The same thing is also true for the room inventory they get that isn't part of the DRI system.  One time I compared the cost of booking a room at Great Wolf lodge using DRI points (assigning to the points my maintenance fee values) versus the rates offered using Kayak.com.  The room cost using points was about twice what the general room rate was.


----------



## winger (Mar 5, 2016)

The way I look at it, I would use pts/hotel only if I need or want to blow some points or want to visit a place where there is no DRI timeshare or affiliate


----------



## clifffaith (Mar 6, 2016)

We've found trying to book hotel rooms with DRI to be an exercise in patience that involves multiple phone calls.  You call and say I want to stay at the Marriott Residence Inn Times Square, and they basically say "I have a nice room at ABC Hotel".  Um, no, we want to stay at the Residence Inn.  Finally figured out that they aren't a "real" travel agency -- it must be like using Expedia, etc. (which we've never used) and only inventory that has been "released" is available.  It took us hours and hours on the phone to get a reservation at that Residence Inn, with them fighting us every step of the way -- including the irritation that one day we could actually see RI inventory on the Diamond website, yet the folks in the travel office could not see it or access it.
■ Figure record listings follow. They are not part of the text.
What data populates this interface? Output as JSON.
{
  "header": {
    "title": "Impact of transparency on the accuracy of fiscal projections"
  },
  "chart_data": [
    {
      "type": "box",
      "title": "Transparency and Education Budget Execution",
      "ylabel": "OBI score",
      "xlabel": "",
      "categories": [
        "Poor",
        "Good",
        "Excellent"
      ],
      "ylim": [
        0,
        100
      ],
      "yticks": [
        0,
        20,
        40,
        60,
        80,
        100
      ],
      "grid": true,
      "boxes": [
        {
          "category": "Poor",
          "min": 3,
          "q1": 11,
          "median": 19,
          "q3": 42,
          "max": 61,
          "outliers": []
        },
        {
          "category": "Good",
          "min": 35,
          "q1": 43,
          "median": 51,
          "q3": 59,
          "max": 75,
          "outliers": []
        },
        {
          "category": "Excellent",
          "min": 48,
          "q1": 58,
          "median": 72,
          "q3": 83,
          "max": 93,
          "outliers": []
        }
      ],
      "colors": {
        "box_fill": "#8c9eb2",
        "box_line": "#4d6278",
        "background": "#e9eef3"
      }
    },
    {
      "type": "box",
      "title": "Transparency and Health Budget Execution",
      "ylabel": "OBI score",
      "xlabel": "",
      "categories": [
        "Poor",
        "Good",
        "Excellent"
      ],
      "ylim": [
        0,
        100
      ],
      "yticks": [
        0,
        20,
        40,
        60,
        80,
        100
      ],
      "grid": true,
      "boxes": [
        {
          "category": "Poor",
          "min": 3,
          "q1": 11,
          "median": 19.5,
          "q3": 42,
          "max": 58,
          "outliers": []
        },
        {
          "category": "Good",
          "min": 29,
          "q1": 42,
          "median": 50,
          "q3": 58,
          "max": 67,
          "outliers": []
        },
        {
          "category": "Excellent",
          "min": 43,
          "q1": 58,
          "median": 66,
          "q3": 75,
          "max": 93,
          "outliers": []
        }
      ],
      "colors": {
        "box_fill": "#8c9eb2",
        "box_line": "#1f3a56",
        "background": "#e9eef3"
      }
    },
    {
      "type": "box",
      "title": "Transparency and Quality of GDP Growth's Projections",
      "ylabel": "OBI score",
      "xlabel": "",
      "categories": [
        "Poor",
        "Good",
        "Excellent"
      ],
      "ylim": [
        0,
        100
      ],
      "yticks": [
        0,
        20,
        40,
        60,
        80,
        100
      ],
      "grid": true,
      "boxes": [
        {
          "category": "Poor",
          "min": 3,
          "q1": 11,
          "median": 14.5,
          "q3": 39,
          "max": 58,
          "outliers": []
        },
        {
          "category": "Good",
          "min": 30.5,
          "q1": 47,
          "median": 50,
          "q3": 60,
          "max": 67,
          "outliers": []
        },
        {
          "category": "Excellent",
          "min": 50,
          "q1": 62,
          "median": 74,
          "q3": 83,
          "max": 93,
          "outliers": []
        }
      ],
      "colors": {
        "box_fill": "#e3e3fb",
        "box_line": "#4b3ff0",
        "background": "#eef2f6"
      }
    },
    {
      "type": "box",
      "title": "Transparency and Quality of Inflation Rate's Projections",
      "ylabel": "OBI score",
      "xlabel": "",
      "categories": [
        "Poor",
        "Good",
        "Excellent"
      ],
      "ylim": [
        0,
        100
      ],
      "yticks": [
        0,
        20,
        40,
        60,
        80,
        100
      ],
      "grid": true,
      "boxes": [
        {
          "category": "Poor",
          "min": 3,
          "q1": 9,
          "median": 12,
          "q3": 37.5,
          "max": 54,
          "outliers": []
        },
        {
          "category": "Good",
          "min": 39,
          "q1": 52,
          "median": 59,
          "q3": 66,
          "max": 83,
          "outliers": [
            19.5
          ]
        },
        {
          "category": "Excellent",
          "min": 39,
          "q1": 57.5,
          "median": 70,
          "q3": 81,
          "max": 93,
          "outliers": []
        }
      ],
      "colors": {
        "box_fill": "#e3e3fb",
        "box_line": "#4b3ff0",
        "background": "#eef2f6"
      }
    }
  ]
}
It was such a bad experience that we waited a month before attempting to get a room in Boston for the rest of our trip -- we weren't so particular there, but it was still an ordeal over several days.  Then we realized the money end of the transaction was wrong several months later (and it took me hours to figure out that something was wrong)-- luckily they could quickly see that they had made an error once it was pointed out and made the adjustment.  

Faith


----------



## T_R_Oglodyte (Mar 6, 2016)

winger said:


> The way I look at it, I would use pts/hotel only if I need or want to blow some points or want to visit a place where there is no DRI timeshare or affiliate



Agreed - except that, if memory serves, if you want to use points for anything other than accommodations you have to declare that a year in advance.  So, for example, if you have points expiring in 2016 that you can't use and want to monetize, you need to prior to Jan 1 2016.  

Of course, that eliminates the possibility to monetize points as a last resort.  Once you start a year with expiring points, your options are to use the points to make a reservation with check-in during that year, or use them to make a reservation in II.


----------